Absence of Prdx6 does not alter the host immune response during Y. pestis respiratory infection. (A) Sections of formalin-fixed lungs stained with H&E from C57BL/6 or C57BL/6 prdx6^−/− mice inoculated with PBS (mock), 10⁴ CFU of Y. pestis, or 10⁴ CFU of Y. pestis Δpla after 48 h. Representative images of inflammatory lesions are shown (arrows; n = 3). Bars, 100 μm (inset images) and 50 μm (larger images). (B) Enumeration of total immune cells present in the BALF of C57BL/6 or C57BL/6 prdx6^−/− mice inoculated with PBS (mock), 10⁴ CFU of Y. pestis, or 10⁴ CFU of Y. pestis Δpla after 48 h. (C) Abundance of indicated inflammatory cytokines present in supernatants of the same BALF samples as those collected for panel B. Data are combined from 2 independent experiments (n = 10 for each group), and error bars represent the SEM (ns, not significant by one-way ANOVA with Bonferroni's multiple-comparison test).

FIG 7

Absence of Prdx6 does not alter lung damage during Y. pestis respiratory infection.
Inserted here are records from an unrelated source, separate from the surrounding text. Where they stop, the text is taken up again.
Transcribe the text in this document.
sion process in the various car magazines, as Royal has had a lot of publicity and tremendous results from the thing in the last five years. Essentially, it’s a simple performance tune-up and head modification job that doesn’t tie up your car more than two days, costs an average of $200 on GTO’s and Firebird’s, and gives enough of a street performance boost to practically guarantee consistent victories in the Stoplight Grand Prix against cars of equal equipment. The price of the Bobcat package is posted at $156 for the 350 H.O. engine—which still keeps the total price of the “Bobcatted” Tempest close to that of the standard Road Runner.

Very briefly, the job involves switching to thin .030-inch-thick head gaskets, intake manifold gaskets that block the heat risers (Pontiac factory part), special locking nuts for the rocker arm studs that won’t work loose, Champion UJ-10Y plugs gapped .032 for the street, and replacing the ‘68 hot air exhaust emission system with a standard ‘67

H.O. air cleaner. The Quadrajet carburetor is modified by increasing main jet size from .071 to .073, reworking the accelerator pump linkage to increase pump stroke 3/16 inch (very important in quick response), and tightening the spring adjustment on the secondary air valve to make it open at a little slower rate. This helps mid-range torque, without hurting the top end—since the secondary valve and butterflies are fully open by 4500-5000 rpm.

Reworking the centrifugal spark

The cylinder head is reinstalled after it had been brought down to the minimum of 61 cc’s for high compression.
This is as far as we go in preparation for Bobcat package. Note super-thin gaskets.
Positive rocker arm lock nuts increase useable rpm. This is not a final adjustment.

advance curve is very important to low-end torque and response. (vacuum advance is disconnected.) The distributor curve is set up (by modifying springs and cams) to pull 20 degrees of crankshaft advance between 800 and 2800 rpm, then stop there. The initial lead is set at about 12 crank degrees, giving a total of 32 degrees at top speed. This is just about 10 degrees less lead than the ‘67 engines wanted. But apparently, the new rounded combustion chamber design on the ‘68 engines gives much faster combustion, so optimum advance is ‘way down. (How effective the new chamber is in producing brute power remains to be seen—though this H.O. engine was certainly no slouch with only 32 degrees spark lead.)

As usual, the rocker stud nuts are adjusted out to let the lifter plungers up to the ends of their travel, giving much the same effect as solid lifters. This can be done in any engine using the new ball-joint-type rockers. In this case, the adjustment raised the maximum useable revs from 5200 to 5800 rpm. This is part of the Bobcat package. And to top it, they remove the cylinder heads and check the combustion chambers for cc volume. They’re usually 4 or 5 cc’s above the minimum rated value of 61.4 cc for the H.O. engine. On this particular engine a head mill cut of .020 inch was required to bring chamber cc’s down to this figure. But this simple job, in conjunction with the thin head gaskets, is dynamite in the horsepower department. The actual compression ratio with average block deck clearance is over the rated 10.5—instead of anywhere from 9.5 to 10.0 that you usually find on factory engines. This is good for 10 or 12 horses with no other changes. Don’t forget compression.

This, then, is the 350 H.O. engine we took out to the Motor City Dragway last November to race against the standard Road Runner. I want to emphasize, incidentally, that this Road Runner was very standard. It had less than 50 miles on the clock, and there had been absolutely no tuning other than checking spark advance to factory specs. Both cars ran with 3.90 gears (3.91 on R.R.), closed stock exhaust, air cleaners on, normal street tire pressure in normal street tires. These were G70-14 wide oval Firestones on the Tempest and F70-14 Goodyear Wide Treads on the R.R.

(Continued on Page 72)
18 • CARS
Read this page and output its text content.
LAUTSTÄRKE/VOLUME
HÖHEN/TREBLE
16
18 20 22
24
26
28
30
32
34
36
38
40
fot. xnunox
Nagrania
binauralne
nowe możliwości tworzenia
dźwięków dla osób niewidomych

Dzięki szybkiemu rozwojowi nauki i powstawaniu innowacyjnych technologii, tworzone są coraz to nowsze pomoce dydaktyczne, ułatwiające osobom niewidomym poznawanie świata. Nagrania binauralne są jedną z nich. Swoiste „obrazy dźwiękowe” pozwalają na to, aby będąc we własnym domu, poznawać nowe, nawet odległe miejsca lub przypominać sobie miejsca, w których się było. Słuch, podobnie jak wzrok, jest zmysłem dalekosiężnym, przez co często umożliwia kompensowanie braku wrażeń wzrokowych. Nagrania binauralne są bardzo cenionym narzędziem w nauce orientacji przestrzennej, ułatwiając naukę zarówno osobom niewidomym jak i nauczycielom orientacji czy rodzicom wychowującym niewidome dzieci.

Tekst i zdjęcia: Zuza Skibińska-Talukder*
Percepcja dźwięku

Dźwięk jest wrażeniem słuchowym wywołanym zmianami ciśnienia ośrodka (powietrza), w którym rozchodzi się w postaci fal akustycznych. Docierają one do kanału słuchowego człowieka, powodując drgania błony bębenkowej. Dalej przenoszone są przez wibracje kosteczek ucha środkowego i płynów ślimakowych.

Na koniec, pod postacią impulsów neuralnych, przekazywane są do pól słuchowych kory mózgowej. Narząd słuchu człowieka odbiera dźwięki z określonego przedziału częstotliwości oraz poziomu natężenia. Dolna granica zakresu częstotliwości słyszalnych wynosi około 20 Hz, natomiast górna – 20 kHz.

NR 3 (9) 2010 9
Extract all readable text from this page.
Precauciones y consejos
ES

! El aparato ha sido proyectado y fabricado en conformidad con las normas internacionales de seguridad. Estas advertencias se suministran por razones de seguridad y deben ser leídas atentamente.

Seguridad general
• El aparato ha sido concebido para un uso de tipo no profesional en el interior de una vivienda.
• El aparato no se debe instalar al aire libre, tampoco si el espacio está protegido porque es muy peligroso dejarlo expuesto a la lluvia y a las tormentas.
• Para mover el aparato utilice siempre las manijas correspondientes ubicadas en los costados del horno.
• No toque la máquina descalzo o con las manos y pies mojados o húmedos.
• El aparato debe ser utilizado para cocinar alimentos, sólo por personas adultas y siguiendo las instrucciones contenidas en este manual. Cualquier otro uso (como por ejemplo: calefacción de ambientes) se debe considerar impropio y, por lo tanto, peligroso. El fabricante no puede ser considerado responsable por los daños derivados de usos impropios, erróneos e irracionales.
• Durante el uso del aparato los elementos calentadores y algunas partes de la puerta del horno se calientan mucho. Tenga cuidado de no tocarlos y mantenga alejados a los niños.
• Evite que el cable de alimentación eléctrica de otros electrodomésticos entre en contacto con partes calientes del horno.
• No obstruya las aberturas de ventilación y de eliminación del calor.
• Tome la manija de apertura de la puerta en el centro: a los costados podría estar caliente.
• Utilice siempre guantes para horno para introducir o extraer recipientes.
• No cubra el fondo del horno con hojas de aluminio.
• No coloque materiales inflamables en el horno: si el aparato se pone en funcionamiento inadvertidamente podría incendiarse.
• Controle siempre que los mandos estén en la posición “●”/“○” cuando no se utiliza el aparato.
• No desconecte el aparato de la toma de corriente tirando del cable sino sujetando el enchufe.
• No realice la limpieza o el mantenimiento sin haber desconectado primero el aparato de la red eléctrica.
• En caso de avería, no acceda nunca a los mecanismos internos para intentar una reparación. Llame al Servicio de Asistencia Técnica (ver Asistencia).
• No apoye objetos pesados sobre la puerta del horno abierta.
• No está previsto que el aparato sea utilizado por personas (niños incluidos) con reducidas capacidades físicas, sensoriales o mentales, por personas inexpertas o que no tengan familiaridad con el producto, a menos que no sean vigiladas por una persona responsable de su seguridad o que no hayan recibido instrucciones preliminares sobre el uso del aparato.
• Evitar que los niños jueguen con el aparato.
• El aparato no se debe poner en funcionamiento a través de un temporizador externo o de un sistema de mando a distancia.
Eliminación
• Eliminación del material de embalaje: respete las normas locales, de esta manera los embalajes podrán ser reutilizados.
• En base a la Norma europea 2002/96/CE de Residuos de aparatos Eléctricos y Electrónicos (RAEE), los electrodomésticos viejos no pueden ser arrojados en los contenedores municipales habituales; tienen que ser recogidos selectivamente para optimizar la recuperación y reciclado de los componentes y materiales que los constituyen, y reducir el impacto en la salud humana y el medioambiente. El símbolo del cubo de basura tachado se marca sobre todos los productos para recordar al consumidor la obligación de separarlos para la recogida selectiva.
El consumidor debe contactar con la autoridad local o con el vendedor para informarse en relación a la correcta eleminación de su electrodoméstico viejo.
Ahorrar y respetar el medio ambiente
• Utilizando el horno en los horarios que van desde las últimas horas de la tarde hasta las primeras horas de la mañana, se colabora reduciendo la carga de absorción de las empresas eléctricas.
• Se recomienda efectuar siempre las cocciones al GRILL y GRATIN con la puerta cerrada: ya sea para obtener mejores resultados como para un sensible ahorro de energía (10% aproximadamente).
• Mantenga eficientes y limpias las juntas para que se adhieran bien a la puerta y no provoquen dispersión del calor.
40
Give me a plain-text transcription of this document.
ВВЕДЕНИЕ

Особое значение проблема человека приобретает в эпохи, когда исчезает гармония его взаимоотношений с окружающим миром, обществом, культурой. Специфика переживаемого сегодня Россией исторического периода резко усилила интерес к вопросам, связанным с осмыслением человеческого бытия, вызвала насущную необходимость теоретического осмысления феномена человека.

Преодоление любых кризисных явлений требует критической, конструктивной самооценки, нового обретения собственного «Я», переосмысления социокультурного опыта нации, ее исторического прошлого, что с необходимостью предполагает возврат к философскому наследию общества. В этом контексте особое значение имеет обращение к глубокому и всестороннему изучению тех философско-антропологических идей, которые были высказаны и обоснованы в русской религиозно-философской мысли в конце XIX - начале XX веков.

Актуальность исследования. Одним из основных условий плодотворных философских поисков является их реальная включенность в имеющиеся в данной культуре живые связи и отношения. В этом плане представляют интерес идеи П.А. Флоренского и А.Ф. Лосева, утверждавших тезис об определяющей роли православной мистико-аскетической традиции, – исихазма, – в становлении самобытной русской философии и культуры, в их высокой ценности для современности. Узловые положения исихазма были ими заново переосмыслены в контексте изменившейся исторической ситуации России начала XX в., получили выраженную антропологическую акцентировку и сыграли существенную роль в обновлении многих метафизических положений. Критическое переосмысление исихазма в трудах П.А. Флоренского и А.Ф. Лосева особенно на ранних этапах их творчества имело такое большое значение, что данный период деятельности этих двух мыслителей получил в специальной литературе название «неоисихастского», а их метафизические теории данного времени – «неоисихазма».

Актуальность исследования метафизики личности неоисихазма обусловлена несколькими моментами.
Abundance of albumin present in supernatants of the same BALF samples as those collected for the experiment in Fig. 6 as measured by ELISA. Data are combined from 2 independent experiments (n = 10 for each group), and error bars represent the SEM (ns, not significant by one-way ANOVA with Bonferroni's multiple-comparison test).